“We are going in hard,” Rou Reynolds declares during …Meltdown, ushering in gut-rattling bass wobbles that make this cavernous arena feel more like the deepest belly of a warehouse rave. Enter Shikari are a rock band in the broadest sense – moshpits break out instantly – but their trademark is a zealous fusion of dubstep, emo and electro tied up in sociopolitical commentary of varying efficacy.
The St Albans quartet have a catalogue that varies so liberally that, for every song you swerve, there’s another that might be right up your street. Only they can say if their stylistic fluidity is completely organic or a box-ticking exercise, but they’re doing something right.
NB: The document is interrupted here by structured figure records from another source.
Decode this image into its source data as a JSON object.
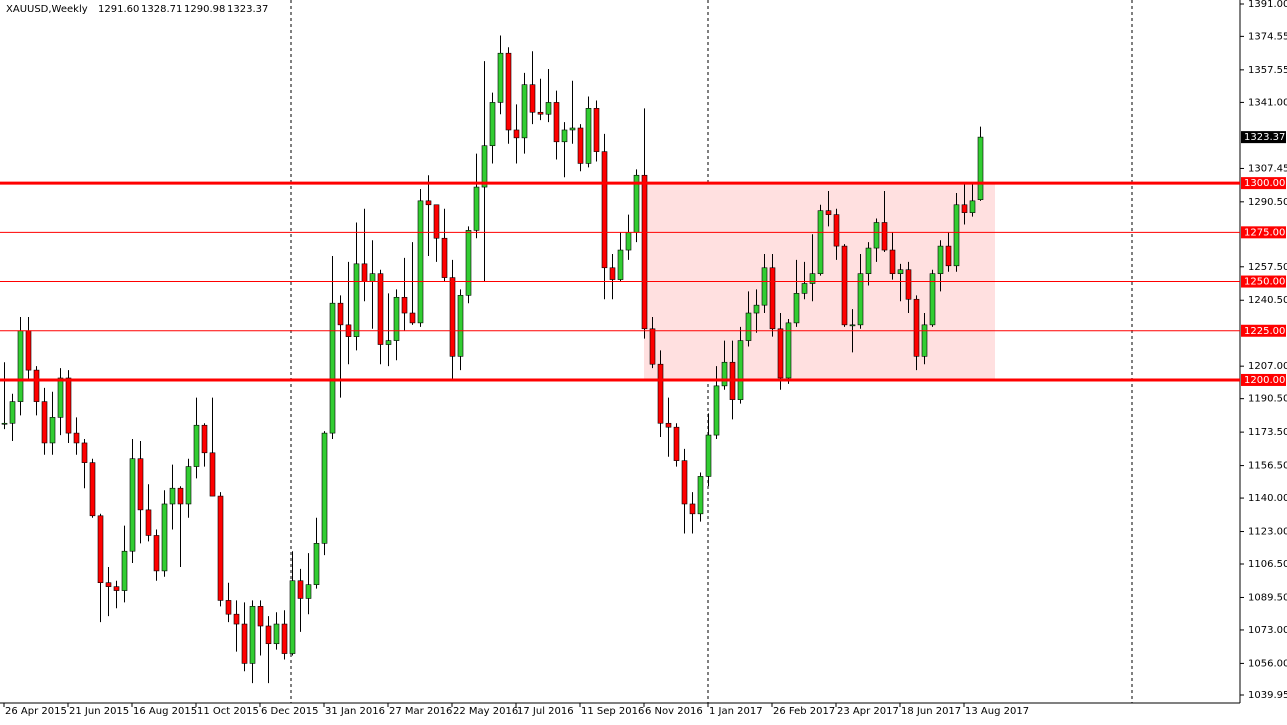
{
  "chart_data": {
    "type": "candlestick",
    "title": "XAUUSD,Weekly",
    "header_values": [
      "1291.60",
      "1328.71",
      "1290.98",
      "1323.37"
    ],
    "categories": [
      "26 Apr 2015",
      null,
      null,
      null,
      null,
      null,
      null,
      null,
      "21 Jun 2015",
      null,
      null,
      null,
      null,
      null,
      null,
      null,
      "16 Aug 2015",
      null,
      null,
      null,
      null,
      null,
      null,
      null,
      "11 Oct 2015",
      null,
      null,
      null,
      null,
      null,
      null,
      null,
      "6 Dec 2015",
      null,
      null,
      null,
      null,
      null,
      null,
      null,
      "31 Jan 2016",
      null,
      null,
      null,
      null,
      null,
      null,
      null,
      "27 Mar 2016",
      null,
      null,
      null,
      null,
      null,
      null,
      null,
      "22 May 2016",
      null,
      null,
      null,
      null,
      null,
      null,
      null,
      "17 Jul 2016",
      null,
      null,
      null,
      null,
      null,
      null,
      null,
      "11 Sep 2016",
      null,
      null,
      null,
      null,
      null,
      null,
      null,
      "6 Nov 2016",
      null,
      null,
      null,
      null,
      null,
      null,
      null,
      "1 Jan 2017",
      null,
      null,
      null,
      null,
      null,
      null,
      null,
      "26 Feb 2017",
      null,
      null,
      null,
      null,
      null,
      null,
      null,
      "23 Apr 2017",
      null,
      null,
      null,
      null,
      null,
      null,
      null,
      "18 Jun 2017",
      null,
      null,
      null,
      null,
      null,
      null,
      null,
      "13 Aug 2017",
      null,
      null
    ],
    "open": [
      1178,
      1178,
      1189,
      1225,
      1205,
      1189,
      1168,
      1181,
      1201,
      1173,
      1168,
      1158,
      1131,
      1097,
      1095,
      1093,
      1113,
      1160,
      1134,
      1121,
      1103,
      1137,
      1145,
      1137,
      1156,
      1177,
      1163,
      1141,
      1088,
      1081,
      1076,
      1056,
      1085,
      1075,
      1066,
      1076,
      1061,
      1098,
      1089,
      1096,
      1117,
      1173,
      1239,
      1228,
      1222,
      1259,
      1250,
      1254,
      1218,
      1220,
      1242,
      1234,
      1229,
      1291,
      1289,
      1272,
      1252,
      1212,
      1243,
      1276,
      1298,
      1319,
      1341,
      1366,
      1327,
      1323,
      1350,
      1336,
      1335,
      1341,
      1321,
      1327,
      1328,
      1310,
      1338,
      1316,
      1257,
      1251,
      1266,
      1275,
      1304,
      1226,
      1208,
      1178,
      1176,
      1159,
      1137,
      1132,
      1151,
      1172,
      1197,
      1209,
      1190,
      1220,
      1234,
      1238,
      1257,
      1226,
      1201,
      1229,
      1244,
      1249,
      1254,
      1286,
      1284,
      1268,
      1228,
      1228,
      1254,
      1267,
      1280,
      1266,
      1254,
      1256,
      1241,
      1212,
      1228,
      1254,
      1268,
      1258,
      1289,
      1285,
      1291.6
    ],
    "high": [
      1209,
      1193,
      1232,
      1232,
      1207,
      1196,
      1194,
      1206,
      1205,
      1181,
      1170,
      1160,
      1132,
      1105,
      1098,
      1126,
      1170,
      1169,
      1147,
      1124,
      1144,
      1157,
      1146,
      1160,
      1191,
      1178,
      1191,
      1143,
      1097,
      1088,
      1087,
      1088,
      1088,
      1080,
      1082,
      1083,
      1113,
      1104,
      1112,
      1130,
      1174,
      1263,
      1243,
      1260,
      1280,
      1287,
      1271,
      1256,
      1244,
      1246,
      1262,
      1270,
      1297,
      1304,
      1289,
      1287,
      1261,
      1246,
      1278,
      1315,
      1362,
      1346,
      1375,
      1369,
      1340,
      1356,
      1367,
      1353,
      1358,
      1347,
      1331,
      1352,
      1330,
      1344,
      1342,
      1325,
      1264,
      1275,
      1284,
      1307,
      1338,
      1232,
      1215,
      1191,
      1178,
      1165,
      1143,
      1153,
      1183,
      1207,
      1220,
      1220,
      1227,
      1245,
      1246,
      1264,
      1264,
      1234,
      1231,
      1261,
      1260,
      1274,
      1289,
      1296,
      1287,
      1269,
      1236,
      1264,
      1270,
      1282,
      1296,
      1275,
      1259,
      1260,
      1243,
      1234,
      1256,
      1271,
      1275,
      1295,
      1300,
      1300,
      1328.71
    ],
    "low": [
      1175,
      1169,
      1182,
      1200,
      1182,
      1162,
      1162,
      1172,
      1168,
      1162,
      1145,
      1130,
      1077,
      1080,
      1084,
      1087,
      1107,
      1117,
      1118,
      1098,
      1100,
      1124,
      1105,
      1130,
      1150,
      1156,
      1141,
      1085,
      1077,
      1062,
      1052,
      1046,
      1060,
      1046,
      1063,
      1058,
      1060,
      1072,
      1081,
      1094,
      1111,
      1170,
      1191,
      1208,
      1215,
      1240,
      1226,
      1208,
      1207,
      1210,
      1225,
      1228,
      1227,
      1263,
      1260,
      1250,
      1200,
      1205,
      1239,
      1272,
      1250,
      1310,
      1335,
      1320,
      1310,
      1315,
      1330,
      1332,
      1331,
      1312,
      1303,
      1320,
      1306,
      1308,
      1311,
      1241,
      1241,
      1250,
      1261,
      1270,
      1221,
      1206,
      1171,
      1161,
      1156,
      1122,
      1122,
      1128,
      1146,
      1170,
      1195,
      1180,
      1188,
      1217,
      1224,
      1234,
      1222,
      1195,
      1198,
      1227,
      1241,
      1240,
      1253,
      1278,
      1261,
      1227,
      1214,
      1226,
      1248,
      1260,
      1265,
      1251,
      1240,
      1234,
      1205,
      1208,
      1227,
      1245,
      1255,
      1255,
      1279,
      1283,
      1290.98
    ],
    "close": [
      1178,
      1189,
      1225,
      1205,
      1189,
      1168,
      1181,
      1201,
      1173,
      1168,
      1158,
      1131,
      1097,
      1095,
      1093,
      1113,
      1160,
      1134,
      1121,
      1103,
      1137,
      1145,
      1137,
      1156,
      1177,
      1163,
      1141,
      1088,
      1081,
      1076,
      1056,
      1085,
      1075,
      1066,
      1076,
      1061,
      1098,
      1089,
      1096,
      1117,
      1173,
      1239,
      1228,
      1222,
      1259,
      1250,
      1254,
      1218,
      1220,
      1242,
      1234,
      1229,
      1291,
      1289,
      1272,
      1252,
      1212,
      1243,
      1276,
      1298,
      1319,
      1341,
      1366,
      1327,
      1323,
      1350,
      1336,
      1335,
      1341,
      1321,
      1327,
      1328,
      1310,
      1338,
      1316,
      1257,
      1251,
      1266,
      1275,
      1304,
      1226,
      1208,
      1178,
      1176,
      1159,
      1137,
      1132,
      1151,
      1172,
      1197,
      1209,
      1190,
      1220,
      1234,
      1238,
      1257,
      1226,
      1201,
      1229,
      1244,
      1249,
      1254,
      1286,
      1284,
      1268,
      1228,
      1228,
      1254,
      1267,
      1280,
      1266,
      1254,
      1256,
      1241,
      1212,
      1228,
      1254,
      1268,
      1258,
      1289,
      1285,
      1291,
      1323.37
    ],
    "bull_color": "#32cd32",
    "bear_color": "#ff0000",
    "ylim": [
      1039.95,
      1391
    ],
    "yticks": [
      {
        "value": 1391,
        "label": "1391.00"
      },
      {
        "value": 1374.55,
        "label": "1374.55"
      },
      {
        "value": 1357.55,
        "label": "1357.55"
      },
      {
        "value": 1341,
        "label": "1341.00"
      },
      {
        "value": 1307.45,
        "label": "1307.45"
      },
      {
        "value": 1290.5,
        "label": "1290.50"
      },
      {
        "value": 1257.5,
        "label": "1257.50"
      },
      {
        "value": 1240.5,
        "label": "1240.50"
      },
      {
        "value": 1207,
        "label": "1207.00"
      },
      {
        "value": 1190.5,
        "label": "1190.50"
      },
      {
        "value": 1173.5,
        "label": "1173.50"
      },
      {
        "value": 1156.5,
        "label": "1156.50"
      },
      {
        "value": 1140,
        "label": "1140.00"
      },
      {
        "value": 1123,
        "label": "1123.00"
      },
      {
        "value": 1106.5,
        "label": "1106.50"
      },
      {
        "value": 1089.5,
        "label": "1089.50"
      },
      {
        "value": 1073,
        "label": "1073.00"
      },
      {
        "value": 1056,
        "label": "1056.00"
      },
      {
        "value": 1039.95,
        "label": "1039.95"
      }
    ],
    "levels": [
      {
        "value": 1300,
        "label": "1300.00",
        "style": "thick"
      },
      {
        "value": 1275,
        "label": "1275.00",
        "style": "thin"
      },
      {
        "value": 1250,
        "label": "1250.00",
        "style": "thin"
      },
      {
        "value": 1225,
        "label": "1225.00",
        "style": "thin"
      },
      {
        "value": 1200,
        "label": "1200.00",
        "style": "thick"
      }
    ],
    "level_color": "#ff0000",
    "zone": {
      "from": 1200,
      "to": 1300,
      "start": "6 Nov 2016",
      "color": "#ffe0e0"
    }
  }
}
Last year’s A Kiss for the Whole World, the band’s seventh album since 2007, was their first UK No 1 and tonight’s Leeds date marks the beginning of their first UK arena tour.
“Shall we test out this sound system?” frontman Reynolds asks. Their song Anaesthetist is perfect for the job. “You fucking spanner!” he screams, injecting inherently British humour into a scathing attack on healthcare privatisation. It darts from grime-flavoured verses to thrashy choruses, building to a crushing deathcore breakdown – and Reynolds is yet to whip his trumpet out. That happens on Jailbreak, as huge vertical lasers surround the stage. “Inside of you there’s a revolution waiting to happen”, Reynolds spits, before diving into a mass of bodies and disappearing out of view.
The band are no strangers to big stages – they’ve performed at scores of major festivals across Europe – and they ably match the arena scale here with a sensory tour de force. During Sssnakepit, the screen behind Rob Rolfe’s drum riser morphs into a moving, luminous green depiction of the Snake video game, which then switches to pogoing clown faces for The Jester’s big beat finale. Just when a change of pace is needed, Reynolds scales one of the giant, accompanying cuboid screens with his guitar for a solo rendition of Juggernauts. “I’m gonna play this one so slowly with so many dramatic pauses”, he says, playing up to the arena-rock cliche.
Enter Shikari broke their band in the mid-2000s with the help of Myspace – when curating an audience on the internet was still a revolutionary act, and emo, striped windbreaker jackets and perfectly coiffed fringes were everywhere (they channel that era’s energy on 2006’s Sorry, You’re Not a Winner). Both the band and the thirtysomething fans in attendance have long retired the glow sticks and left the teenage growing pains behind, but this feels like the beginning of Enter Shikari’s greatest chapter as much as a victory lap two decades in the making.